I wonder if all of the nights I blacked out will be revealed to me when I die. Have you ever thought about that?
so how much must it suck for him to know that the penis of his best man has been in his wife's mouth before?
Ways to know you did something wrong: you sugar-coated it for your therapist.
i just woke up at 8pm naked in my bed, with a fresh haircut. I wonder what barber i went to.
she added emergen-c to the bong-water bro, brilliant.
Ethically speaking on a scale from 1 to morally wrong, how wrong would it be to give babies ambien? Hypothetically speaking.
I think theres a high possibility i could be flammable.
He took the bartender's challenge and took a Jello shot with a tarantula frozen inside.

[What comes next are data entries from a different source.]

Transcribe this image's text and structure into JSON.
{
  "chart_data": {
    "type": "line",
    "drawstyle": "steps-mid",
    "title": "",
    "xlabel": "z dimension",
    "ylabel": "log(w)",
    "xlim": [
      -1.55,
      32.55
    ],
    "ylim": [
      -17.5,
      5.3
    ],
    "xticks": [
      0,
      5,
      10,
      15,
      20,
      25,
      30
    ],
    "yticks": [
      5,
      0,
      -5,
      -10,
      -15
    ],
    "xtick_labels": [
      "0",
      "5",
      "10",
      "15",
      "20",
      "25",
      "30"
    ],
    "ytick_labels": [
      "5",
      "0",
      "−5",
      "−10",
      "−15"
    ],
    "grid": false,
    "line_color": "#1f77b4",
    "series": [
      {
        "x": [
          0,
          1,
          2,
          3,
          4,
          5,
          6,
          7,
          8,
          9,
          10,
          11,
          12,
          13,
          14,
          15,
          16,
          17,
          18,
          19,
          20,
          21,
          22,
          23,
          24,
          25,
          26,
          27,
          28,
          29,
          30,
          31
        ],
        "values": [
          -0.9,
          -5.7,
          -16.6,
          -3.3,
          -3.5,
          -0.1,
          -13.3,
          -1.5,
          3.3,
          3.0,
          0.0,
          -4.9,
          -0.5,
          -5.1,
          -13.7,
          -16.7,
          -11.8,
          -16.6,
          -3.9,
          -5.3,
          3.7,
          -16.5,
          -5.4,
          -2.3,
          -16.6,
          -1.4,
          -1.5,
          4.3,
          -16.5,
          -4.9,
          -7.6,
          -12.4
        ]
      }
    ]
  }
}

Wow. I grabbed the wrong container to rinse my contacts- it was a beer. And it comes out waaaay faster than saline.
I knew it would be an interesting night when he showed up at my house on a scooter wearing a six foot american flag as a cape.
Why am I sticky / covered in baby Tylonel?
What's dad's email?
askmom@cause.idk
My mom just looked at me and said; "You've been pretty bitchy lately do you need some dick?" WTF has happened to me?
I think it might be the guy sitting next to me. I've concluded he HAS to be smuggling insane amounts of onions in his wardrobe to smell like that
Remembering you have vodka in the freezer gives the same surge of happiness as finding 20 bucks in a coat pocket.